Private companies investing in projects also have specific economic profitability margins, especially considering the low tariffs obtained during the auctions. Social benefits need to be managed within this margin, which is where ANAF Energy’s flagship concept, shared benefits, comes in, finding the convergence of mutual interests and effective communication within a relationship based on mutual respect between the project developer and the communities involved. “Creating a social success project is fundamental to signal the success of the Energy Reform, both from its electricity and hydrocarbon sides. To date, there is no benchmark project that can attest to this,” says Caso. One consideration could be the social benefits of legacy projects, when the development of the Isthmus of Tehuantepec began, yet Caso believes mistakes were also made in that process. ANAF Energy is working toward showcasing the first electricity generation project as a social reference before the end of 2018. 

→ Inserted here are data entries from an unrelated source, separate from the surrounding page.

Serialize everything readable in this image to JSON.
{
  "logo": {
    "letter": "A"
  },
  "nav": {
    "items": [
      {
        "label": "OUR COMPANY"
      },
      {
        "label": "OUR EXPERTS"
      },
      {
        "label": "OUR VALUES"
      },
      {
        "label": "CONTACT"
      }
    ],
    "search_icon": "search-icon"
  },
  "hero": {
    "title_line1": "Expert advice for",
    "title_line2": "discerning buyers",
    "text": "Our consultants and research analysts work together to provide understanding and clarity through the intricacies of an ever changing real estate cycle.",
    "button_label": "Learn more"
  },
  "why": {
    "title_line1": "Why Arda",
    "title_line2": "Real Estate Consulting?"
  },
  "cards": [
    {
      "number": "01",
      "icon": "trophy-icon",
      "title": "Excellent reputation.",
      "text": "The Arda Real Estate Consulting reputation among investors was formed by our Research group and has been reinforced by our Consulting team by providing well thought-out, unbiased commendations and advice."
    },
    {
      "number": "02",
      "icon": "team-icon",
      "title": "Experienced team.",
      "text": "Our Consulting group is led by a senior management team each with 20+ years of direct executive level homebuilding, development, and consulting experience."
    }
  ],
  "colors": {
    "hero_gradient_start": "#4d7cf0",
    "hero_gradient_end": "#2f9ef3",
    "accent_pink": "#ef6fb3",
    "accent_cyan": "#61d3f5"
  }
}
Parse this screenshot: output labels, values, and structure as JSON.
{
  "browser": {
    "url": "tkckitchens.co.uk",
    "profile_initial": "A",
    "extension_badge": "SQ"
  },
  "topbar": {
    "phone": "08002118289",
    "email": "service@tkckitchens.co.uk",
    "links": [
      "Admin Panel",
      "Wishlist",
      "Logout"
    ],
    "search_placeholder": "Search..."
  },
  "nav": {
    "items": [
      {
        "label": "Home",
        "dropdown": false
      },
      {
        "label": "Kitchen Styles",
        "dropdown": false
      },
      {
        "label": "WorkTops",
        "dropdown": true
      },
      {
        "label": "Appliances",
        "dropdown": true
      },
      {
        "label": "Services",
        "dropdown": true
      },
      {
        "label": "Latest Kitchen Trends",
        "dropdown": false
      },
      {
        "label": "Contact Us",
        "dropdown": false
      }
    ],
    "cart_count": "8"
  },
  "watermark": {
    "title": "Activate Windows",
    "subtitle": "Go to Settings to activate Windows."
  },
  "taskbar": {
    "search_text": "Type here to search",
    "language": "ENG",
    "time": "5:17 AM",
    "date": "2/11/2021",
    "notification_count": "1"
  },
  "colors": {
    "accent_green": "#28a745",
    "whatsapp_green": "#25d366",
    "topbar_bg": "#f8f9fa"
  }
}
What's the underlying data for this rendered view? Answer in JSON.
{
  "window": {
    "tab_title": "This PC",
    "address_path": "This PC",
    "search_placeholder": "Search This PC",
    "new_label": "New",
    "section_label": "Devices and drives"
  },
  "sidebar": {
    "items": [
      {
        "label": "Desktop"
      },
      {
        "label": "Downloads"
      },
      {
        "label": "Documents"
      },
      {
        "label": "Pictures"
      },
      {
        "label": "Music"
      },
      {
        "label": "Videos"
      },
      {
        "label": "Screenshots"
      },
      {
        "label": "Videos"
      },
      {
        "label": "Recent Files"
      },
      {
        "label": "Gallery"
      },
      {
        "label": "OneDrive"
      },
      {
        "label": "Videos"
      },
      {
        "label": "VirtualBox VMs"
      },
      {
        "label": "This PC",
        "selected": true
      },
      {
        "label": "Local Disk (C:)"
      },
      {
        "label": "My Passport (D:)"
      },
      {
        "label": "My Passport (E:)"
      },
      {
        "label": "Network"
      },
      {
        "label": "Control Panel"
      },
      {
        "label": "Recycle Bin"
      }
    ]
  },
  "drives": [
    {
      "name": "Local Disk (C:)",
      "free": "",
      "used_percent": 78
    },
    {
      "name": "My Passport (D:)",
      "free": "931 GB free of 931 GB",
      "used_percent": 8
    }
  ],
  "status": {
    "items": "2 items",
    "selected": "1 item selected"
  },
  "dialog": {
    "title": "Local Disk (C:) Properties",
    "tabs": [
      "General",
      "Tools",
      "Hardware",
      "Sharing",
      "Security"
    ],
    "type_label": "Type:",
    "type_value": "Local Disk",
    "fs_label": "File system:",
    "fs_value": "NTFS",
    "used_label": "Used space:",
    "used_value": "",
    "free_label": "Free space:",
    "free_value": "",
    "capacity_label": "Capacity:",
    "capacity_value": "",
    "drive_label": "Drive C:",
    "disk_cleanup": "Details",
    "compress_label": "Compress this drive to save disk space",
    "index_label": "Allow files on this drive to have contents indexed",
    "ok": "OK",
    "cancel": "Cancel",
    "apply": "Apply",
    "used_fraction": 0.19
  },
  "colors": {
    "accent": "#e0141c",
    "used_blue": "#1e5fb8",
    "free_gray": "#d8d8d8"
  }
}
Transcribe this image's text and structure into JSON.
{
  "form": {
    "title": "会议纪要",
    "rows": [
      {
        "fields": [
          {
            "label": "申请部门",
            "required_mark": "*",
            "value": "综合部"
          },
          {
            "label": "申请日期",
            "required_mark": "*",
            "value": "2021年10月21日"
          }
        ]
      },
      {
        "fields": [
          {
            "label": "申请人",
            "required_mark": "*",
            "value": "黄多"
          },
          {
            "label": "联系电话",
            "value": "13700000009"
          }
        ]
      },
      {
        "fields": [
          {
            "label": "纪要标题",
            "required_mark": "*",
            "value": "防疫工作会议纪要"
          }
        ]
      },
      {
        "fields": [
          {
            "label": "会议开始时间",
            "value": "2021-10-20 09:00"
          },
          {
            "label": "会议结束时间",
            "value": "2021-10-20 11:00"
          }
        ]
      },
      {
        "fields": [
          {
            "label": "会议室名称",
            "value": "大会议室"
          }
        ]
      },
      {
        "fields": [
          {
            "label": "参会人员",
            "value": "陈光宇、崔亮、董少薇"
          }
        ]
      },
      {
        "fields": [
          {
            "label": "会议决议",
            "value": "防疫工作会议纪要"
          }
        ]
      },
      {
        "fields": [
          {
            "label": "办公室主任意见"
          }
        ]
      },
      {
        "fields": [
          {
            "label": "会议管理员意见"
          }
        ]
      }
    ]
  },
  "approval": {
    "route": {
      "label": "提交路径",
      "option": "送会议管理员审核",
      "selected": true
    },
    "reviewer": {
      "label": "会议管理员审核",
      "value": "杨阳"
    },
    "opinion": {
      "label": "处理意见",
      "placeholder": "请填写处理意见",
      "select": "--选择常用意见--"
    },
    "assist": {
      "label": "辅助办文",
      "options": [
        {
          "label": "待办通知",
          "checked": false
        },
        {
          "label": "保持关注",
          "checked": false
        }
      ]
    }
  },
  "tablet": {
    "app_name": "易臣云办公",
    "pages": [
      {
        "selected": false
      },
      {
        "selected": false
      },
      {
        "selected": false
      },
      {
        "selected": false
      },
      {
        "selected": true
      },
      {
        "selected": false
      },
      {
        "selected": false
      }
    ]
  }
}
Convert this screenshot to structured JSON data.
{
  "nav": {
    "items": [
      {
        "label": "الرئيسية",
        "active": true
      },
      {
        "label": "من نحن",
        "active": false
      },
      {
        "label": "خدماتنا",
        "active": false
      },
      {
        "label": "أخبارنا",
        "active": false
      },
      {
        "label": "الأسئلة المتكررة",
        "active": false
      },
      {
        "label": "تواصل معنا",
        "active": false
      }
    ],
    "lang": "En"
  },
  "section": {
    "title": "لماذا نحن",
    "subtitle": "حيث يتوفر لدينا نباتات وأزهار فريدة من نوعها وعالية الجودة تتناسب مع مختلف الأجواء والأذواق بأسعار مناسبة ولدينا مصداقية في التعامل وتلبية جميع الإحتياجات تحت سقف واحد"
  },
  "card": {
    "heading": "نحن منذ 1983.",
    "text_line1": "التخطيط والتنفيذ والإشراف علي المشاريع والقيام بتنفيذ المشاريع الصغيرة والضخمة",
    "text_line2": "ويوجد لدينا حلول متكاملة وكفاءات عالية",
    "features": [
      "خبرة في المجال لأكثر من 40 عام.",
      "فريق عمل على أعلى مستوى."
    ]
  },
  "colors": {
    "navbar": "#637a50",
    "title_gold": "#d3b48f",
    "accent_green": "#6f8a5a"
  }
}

Caso also says it is vital to develop a financing scheme under new market rules for electric generation projects outside the auctions. It would become a model for financial entities to provide certainty to the market. ANAF Energy is successfully closing three energy trading contracts with private companies and designing financial mechanisms for small-scale power-generation plants, referenced under market prices. Qualified users deal with sizable associated costs when transitioning to a free market model, considering the modified regulatory framework requires thorough analysis of electric consumption per node, analyzing coverage systems if energy purchases are done in US dollars, electricity demand-pattern estimates, among other in-depth, time-consuming analyses. In short, several variables are starting to gain increased importance. That leaves open an important window of opportunity for companies like ANAF Energy that can provide advisory services to assist the decision-making processes of qualified users.